В тот ясный солнечный день я, по своему обыкновению, вышел с намерением искупаться в прибрежных волнах морского залива. На побережье, которое я еще раньше присмотрел для одиночества, никого не было. Я присел у кромки тихо перекатывающихся волн и окунулся в воспоминания. Да, вот у этого деревца, на этом самом месте я предавался тихому счастью. Неужели прошел уже год, как я обрел чистую радость любви. Как же быстро пролетело время. Только казалось вчера, только кажется совсем недавно, я сидел здесь впечатывая себя в песок, здесь я, испытывая блаженство от единения с природой, наслаждался робко пробегающим ветерком по моему телу, и так же, как тогда, волны вели свой нескончаемый разговор со мной, брызжущем радостью жизни. Я был счастлив. Я был на вершине счастья, потому что любил и был любим. Все, что было связано с тем периодом времени, являлось самим счастьем. Даже взметнувшаяся ввысь чайка, ее полет струил счастье. Солнце, зависшее, там, где-то в глубине бездонного неба, также, казалось излучало счастье. Я смотрел в небеса, — там пилот, разделяя мою непреодолимую радость и мое счастье своими виражами начертал слово «Любовь». И одуревший от счастья и прилива сил, я в порыве восторга закричал небу, — Да! Люблю! Люблю! Люблю! Знаешь ли ты, неизвестный пилот, что такое Любовь?
Тогда я думал, что любовь к той женщине, что согласилась разделить мою судьбу — это вся моя жизнь. Тогда я так думал, и ничто, казалось не могло разрушить невероятной полноты счастья и любви моей к женщине, кажется повенчанной со мною навсегда самим небом.
Да, как быстротечно время, как оно мгновенно, и как оно, одновременно является самой вечностью, когда его не пытаешься удержать. Год, — как один день моего безоблачного, чистого, божественного счастья, ничем не омрачаемого счастья. Прошел год с того момента, когда мы клятвенно давали свои обещания в вечной любви перед людьми и алтарем. И сейчас, радуясь солнцу, пролетающей чайке, шелесту волн, легкому ветерку, отдаленным голосам пляжников, — всему, что составляет простую, человеческую радость, я, изнеженный прекрасными чувствами слегка задремал.
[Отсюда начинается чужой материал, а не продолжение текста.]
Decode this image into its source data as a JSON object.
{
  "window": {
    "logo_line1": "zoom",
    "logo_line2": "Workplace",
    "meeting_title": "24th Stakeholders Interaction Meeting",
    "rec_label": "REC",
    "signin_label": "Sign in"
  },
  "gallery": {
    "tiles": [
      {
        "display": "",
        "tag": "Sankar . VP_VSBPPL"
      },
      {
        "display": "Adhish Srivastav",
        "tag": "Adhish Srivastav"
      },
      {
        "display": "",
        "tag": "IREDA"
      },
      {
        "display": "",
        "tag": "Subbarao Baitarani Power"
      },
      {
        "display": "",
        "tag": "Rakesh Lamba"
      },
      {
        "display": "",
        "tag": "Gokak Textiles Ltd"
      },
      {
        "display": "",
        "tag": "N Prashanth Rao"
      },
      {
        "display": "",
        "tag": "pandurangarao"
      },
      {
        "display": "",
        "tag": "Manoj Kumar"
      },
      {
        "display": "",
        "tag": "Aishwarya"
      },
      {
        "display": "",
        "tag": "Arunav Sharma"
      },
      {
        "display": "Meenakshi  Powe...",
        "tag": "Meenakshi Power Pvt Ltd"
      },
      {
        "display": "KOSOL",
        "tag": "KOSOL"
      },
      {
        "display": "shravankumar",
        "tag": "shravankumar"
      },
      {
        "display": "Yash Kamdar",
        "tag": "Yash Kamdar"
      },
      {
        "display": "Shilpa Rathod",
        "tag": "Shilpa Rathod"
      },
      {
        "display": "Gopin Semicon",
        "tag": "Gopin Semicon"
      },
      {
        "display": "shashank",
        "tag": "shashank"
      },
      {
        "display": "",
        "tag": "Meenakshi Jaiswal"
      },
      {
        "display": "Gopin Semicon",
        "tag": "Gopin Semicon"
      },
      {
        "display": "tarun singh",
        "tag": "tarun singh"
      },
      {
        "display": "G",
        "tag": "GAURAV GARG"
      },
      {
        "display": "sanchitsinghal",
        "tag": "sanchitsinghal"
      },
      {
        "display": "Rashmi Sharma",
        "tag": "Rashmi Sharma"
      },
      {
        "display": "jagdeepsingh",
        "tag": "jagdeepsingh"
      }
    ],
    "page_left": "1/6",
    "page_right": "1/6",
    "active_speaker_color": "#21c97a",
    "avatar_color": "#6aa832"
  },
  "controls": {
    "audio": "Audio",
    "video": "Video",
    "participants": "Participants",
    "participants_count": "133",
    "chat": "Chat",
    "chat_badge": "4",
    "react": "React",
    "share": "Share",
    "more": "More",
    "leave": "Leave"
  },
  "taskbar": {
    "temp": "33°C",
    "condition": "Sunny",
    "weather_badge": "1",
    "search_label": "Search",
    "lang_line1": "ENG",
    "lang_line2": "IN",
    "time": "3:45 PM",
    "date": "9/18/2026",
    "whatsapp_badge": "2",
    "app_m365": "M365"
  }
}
Сквозь призрачность тусклых видений, в которых, как мне виделось, сам Бог улыбается мне, я вдруг начал распознавать какую-то тревогу. Эта неясная тревожность, как бы заслонила некой густой пеленой мою расслабленность. Что-то происходило. Там, в глубине моего сознания, что-то произошло. Да, там за чертой моего легкого забвения и реальностью я услышал голос, взывающий к помощи. Он едва доносился моего слуха, но я чувствовал сердцем, что кто-то нуждался в незамедлительной помощи. Я разлепил глаза.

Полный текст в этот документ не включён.